As if the world’s rainforests didn’t have enough problems to contend with, even the transition to zero-carbon power is threatening to level them. Industrial mining ate up 3,265 square kilometers (1,260 square miles) of tropical forest between 2002 and 2019, according to a recent study in the Proceedings of the National Academy of Sciences. Some 80% of that total happened in just four countries: Indonesia, Brazil, Ghana and Suriname.

With the COP27 climate conference in the Egyptian resort of Sharm El Sheikh next week expected to increase the focus on the climate needs of developing countries, that’s raised concerns that there isn’t enough land to manage a shift away from fossil fuels.

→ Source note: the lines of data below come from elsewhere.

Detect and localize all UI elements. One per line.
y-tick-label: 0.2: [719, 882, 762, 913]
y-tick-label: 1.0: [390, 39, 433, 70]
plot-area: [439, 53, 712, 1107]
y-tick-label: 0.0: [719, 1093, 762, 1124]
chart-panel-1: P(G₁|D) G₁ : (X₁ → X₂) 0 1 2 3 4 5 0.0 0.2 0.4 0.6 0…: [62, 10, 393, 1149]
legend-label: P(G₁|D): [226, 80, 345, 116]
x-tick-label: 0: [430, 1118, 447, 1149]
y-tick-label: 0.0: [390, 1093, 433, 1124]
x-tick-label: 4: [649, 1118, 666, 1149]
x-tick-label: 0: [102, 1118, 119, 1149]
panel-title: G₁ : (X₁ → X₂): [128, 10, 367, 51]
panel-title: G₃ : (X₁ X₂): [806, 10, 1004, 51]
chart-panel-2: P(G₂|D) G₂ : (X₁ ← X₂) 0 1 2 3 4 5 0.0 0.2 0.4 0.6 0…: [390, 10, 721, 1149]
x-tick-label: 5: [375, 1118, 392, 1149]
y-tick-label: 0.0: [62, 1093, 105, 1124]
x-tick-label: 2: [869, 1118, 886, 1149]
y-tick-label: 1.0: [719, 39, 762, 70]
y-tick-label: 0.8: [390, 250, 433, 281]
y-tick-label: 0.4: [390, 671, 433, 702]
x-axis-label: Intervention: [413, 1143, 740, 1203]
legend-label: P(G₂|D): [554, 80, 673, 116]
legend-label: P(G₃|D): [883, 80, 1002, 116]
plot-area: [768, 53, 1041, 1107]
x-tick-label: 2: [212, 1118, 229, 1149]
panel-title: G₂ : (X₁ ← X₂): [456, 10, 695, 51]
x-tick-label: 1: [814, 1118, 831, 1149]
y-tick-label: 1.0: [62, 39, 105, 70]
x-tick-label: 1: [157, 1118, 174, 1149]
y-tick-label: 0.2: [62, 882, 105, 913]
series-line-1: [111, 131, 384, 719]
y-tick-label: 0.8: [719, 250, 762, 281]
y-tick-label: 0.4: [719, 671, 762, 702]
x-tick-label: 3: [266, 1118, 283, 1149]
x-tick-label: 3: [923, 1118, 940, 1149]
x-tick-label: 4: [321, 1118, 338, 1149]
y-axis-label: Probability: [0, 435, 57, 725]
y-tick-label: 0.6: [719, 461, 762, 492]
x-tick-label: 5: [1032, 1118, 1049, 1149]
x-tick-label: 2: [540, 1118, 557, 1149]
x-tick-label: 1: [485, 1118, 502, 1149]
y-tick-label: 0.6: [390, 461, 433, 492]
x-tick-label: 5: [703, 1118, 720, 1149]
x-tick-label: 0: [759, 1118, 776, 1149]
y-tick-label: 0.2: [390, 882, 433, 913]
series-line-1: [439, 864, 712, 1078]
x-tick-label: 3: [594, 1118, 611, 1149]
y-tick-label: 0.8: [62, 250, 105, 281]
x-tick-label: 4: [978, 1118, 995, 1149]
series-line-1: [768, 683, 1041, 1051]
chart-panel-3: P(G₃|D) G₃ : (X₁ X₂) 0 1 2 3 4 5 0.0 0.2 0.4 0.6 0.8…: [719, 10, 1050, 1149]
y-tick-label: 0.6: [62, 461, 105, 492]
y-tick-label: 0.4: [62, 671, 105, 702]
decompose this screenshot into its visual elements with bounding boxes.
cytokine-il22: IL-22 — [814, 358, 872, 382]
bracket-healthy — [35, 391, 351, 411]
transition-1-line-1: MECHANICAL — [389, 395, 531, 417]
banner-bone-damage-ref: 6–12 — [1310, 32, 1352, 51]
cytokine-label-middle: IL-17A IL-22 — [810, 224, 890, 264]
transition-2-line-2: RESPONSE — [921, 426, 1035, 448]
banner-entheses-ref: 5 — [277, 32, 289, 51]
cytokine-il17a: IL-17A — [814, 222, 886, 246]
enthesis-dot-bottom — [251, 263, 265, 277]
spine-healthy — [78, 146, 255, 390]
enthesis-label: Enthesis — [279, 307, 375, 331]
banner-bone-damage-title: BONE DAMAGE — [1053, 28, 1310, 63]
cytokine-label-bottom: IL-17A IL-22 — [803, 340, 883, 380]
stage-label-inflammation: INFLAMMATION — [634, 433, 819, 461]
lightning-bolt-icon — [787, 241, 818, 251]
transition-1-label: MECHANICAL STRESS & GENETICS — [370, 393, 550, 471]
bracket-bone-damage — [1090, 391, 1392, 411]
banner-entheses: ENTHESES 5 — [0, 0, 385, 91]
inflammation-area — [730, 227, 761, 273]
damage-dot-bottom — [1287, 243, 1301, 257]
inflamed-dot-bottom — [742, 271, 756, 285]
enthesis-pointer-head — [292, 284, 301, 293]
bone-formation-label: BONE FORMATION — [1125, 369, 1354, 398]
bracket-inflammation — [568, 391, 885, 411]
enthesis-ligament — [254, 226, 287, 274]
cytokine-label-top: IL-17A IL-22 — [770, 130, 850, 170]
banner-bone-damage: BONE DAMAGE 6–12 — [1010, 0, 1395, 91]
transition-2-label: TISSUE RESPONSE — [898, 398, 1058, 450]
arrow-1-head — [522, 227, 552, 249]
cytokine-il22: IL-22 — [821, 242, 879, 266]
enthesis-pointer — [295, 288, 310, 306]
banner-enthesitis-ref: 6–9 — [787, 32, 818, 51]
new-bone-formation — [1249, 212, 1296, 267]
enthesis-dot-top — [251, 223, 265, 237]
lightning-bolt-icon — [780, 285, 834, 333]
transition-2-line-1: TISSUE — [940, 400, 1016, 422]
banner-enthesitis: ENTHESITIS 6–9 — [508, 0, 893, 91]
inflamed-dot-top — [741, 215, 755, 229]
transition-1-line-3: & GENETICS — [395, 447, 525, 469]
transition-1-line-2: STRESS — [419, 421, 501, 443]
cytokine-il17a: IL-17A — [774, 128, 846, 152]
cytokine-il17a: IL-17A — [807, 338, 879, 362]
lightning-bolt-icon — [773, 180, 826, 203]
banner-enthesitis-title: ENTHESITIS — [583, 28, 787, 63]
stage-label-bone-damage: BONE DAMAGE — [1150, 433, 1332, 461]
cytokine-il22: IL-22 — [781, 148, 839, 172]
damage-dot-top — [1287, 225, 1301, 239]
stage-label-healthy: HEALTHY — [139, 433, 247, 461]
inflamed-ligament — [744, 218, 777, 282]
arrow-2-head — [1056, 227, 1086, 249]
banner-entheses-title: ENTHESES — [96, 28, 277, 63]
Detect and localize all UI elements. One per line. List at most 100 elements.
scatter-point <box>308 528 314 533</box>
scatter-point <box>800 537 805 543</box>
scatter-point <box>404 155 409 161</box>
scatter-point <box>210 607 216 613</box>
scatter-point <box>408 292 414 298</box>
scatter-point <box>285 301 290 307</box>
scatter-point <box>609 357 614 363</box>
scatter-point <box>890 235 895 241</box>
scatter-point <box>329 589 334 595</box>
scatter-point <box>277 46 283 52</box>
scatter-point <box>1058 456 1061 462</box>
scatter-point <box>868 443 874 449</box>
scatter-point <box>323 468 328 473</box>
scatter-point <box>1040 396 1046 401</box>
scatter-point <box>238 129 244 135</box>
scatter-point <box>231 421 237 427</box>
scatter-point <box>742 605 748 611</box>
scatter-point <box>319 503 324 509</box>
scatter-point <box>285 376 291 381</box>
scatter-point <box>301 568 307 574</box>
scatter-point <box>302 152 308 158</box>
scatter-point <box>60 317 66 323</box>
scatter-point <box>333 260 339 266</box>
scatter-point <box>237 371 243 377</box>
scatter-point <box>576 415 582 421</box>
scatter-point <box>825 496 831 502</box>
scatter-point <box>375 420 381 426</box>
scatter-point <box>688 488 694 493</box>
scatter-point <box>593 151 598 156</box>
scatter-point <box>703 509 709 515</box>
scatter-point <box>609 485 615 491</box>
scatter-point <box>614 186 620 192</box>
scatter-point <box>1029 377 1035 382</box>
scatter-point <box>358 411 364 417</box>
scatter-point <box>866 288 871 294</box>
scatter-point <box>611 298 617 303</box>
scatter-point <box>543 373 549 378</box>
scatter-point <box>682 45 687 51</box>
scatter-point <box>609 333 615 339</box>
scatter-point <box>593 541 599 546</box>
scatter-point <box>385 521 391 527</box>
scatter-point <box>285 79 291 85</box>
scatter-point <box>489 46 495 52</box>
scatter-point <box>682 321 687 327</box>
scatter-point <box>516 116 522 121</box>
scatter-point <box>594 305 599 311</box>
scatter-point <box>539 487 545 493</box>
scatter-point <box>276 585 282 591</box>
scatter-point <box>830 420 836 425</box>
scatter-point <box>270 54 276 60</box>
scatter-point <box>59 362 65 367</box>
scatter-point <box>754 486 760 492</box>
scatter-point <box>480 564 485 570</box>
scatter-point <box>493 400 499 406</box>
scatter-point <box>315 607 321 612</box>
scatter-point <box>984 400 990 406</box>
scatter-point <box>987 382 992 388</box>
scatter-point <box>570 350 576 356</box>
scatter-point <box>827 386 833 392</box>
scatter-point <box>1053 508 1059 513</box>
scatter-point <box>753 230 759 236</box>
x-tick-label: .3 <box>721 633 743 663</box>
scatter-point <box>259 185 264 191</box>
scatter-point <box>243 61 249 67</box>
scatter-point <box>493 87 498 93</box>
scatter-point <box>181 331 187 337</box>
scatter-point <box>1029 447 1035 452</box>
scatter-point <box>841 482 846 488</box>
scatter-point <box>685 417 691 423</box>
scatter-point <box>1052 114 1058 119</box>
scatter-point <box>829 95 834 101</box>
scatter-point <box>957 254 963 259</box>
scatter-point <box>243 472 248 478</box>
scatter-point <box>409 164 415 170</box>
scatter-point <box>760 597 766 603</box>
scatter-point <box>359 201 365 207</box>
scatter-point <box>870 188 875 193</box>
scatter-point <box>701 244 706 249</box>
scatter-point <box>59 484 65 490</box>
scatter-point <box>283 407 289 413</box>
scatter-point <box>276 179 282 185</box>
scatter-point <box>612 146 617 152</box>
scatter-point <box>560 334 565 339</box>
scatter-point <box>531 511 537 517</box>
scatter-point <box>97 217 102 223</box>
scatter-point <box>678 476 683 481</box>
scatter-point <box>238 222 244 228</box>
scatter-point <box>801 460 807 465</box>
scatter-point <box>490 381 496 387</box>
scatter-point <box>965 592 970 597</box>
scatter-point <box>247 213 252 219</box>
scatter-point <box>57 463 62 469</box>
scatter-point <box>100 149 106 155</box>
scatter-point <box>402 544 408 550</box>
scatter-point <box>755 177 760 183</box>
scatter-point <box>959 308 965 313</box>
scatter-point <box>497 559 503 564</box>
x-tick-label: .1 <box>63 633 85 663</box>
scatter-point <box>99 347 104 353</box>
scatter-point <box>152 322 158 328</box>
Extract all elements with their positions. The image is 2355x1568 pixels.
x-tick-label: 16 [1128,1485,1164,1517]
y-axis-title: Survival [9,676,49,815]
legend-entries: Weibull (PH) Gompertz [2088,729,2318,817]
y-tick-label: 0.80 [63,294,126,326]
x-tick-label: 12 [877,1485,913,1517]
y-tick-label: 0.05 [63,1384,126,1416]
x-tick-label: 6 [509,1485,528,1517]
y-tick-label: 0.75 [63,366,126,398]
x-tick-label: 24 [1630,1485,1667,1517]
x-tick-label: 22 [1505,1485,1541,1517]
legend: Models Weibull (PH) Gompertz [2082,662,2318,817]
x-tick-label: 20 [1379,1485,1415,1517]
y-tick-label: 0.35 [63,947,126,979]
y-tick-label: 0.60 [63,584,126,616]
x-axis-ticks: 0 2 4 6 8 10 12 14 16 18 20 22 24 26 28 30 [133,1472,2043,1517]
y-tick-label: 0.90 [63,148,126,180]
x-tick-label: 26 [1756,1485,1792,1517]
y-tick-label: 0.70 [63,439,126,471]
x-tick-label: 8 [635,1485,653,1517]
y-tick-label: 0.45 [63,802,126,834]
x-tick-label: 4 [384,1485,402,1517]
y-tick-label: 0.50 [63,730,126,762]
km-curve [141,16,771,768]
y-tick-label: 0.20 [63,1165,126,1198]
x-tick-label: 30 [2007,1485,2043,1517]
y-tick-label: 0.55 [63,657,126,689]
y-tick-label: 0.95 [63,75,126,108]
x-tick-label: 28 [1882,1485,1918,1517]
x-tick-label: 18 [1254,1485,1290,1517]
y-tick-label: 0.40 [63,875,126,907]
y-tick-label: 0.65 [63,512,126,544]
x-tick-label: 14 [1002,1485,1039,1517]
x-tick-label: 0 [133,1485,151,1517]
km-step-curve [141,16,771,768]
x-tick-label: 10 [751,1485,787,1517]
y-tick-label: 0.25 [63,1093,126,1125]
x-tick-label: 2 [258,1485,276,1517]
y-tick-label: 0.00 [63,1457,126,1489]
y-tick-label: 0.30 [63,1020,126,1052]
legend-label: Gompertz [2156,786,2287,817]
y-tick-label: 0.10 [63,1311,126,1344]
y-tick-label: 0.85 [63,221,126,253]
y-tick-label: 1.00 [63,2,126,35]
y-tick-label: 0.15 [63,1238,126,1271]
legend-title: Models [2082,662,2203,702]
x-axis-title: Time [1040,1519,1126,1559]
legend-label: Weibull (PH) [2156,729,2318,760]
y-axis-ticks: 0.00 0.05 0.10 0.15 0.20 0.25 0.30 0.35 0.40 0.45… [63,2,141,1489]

Much of the world’s reserves of nickel, an essential metal for making electric-vehicle batteries, lie under the rainforests of Southeast Asia. Some 6,732 sq km of Indonesian forest has been granted to nickel mining concessions, a coalition of environmental groups wrote in a July letter to Tesla Inc.

An “honest and comprehensive evaluation of the entire life cycle of clean energy” cars would show a “negative societal and environmental impact” on land, Michael Heberling, an academic at Michigan’s Baker College, noted this year.